Ermírio nasceu em São Paulo em 4 de junho de 1928. Estudou no Colégio Rio Branco. Casou-se com Maria Regina Costa de Moraes. A lua de mel foi na Europa visitando fábricas. Tiveram nove filhos. Dois morreram de câncer: Mario, em 2009, aos 51, e Carlos, em 2011, aos 55 anos.

A família grande almoçava em cantina barulhenta na rua Augusta. Em finais de semana, passeava pela praia de Bertioga e cantarolava o "Chico Barrigudo", lembra a filha Rosa Helena no livro comemorativo aos 80 anos de Ermírio.

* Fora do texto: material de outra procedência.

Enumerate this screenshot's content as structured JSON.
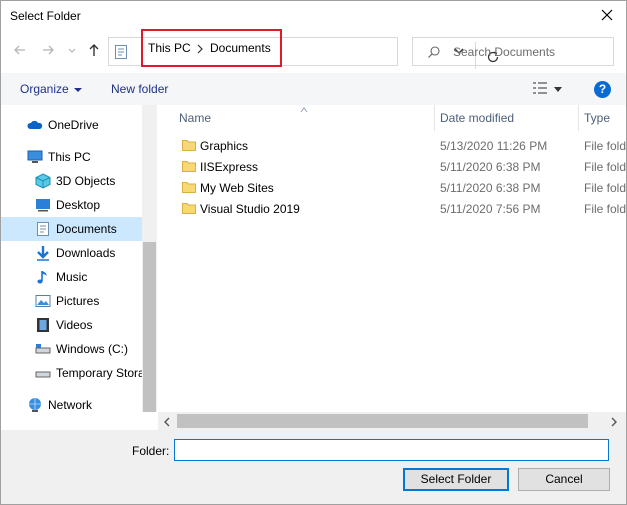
{
  "window": {
    "title": "Select Folder"
  },
  "address": {
    "crumbs": [
      "This PC",
      "Documents"
    ]
  },
  "search": {
    "placeholder": "Search Documents"
  },
  "toolbar": {
    "organize": "Organize",
    "new_folder": "New folder",
    "help": "?"
  },
  "nav": {
    "items": [
      {
        "label": "OneDrive",
        "icon": "onedrive-icon"
      },
      {
        "label": "This PC",
        "icon": "this-pc-icon"
      },
      {
        "label": "3D Objects",
        "icon": "3d-objects-icon"
      },
      {
        "label": "Desktop",
        "icon": "desktop-icon"
      },
      {
        "label": "Documents",
        "icon": "documents-icon",
        "selected": true
      },
      {
        "label": "Downloads",
        "icon": "downloads-icon"
      },
      {
        "label": "Music",
        "icon": "music-icon"
      },
      {
        "label": "Pictures",
        "icon": "pictures-icon"
      },
      {
        "label": "Videos",
        "icon": "videos-icon"
      },
      {
        "label": "Windows (C:)",
        "icon": "drive-icon"
      },
      {
        "label": "Temporary Stora",
        "icon": "drive-icon"
      },
      {
        "label": "Network",
        "icon": "network-icon"
      }
    ]
  },
  "files": {
    "columns": {
      "name": "Name",
      "date": "Date modified",
      "type": "Type"
    },
    "rows": [
      {
        "name": "Graphics",
        "date": "5/13/2020 11:26 PM",
        "type": "File fold"
      },
      {
        "name": "IISExpress",
        "date": "5/11/2020 6:38 PM",
        "type": "File fold"
      },
      {
        "name": "My Web Sites",
        "date": "5/11/2020 6:38 PM",
        "type": "File fold"
      },
      {
        "name": "Visual Studio 2019",
        "date": "5/11/2020 7:56 PM",
        "type": "File fold"
      }
    ]
  },
  "bottom": {
    "folder_label": "Folder:",
    "folder_value": "",
    "select_button": "Select Folder",
    "cancel_button": "Cancel"
  },
  "colors": {
    "accent": "#0078d7",
    "highlight_box": "#e0192b",
    "selected_bg": "#cce8ff",
    "folder": "#f8d775"
  }
}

Trabalhador obsessivo no seu escritório na praça Ramos de Azevedo, desde 1963 também se dedicava à administração da Beneficência Portuguesa, fazendo o hospital crescer.

Em meados dos anos 90 passou a escrever peças de teatro. É autor de três: "Brasil S/A" (1994), sobre a saga de um empresário, "SOS Brasil" (1999), que trata do descalabro na saúde, e "Acorda Brasil" (2006), enfocando o problema da educação.

Escreveu a coluna vertical da página A-2 da Folha de 1991 a 2009. Foram 868 textos. Alguns estão na coletânea "Educação Pelo Amor de Deus!" (Editora Gente, 2006). Em 2007 publicou "Somos Todos Responsáveis" (Gente).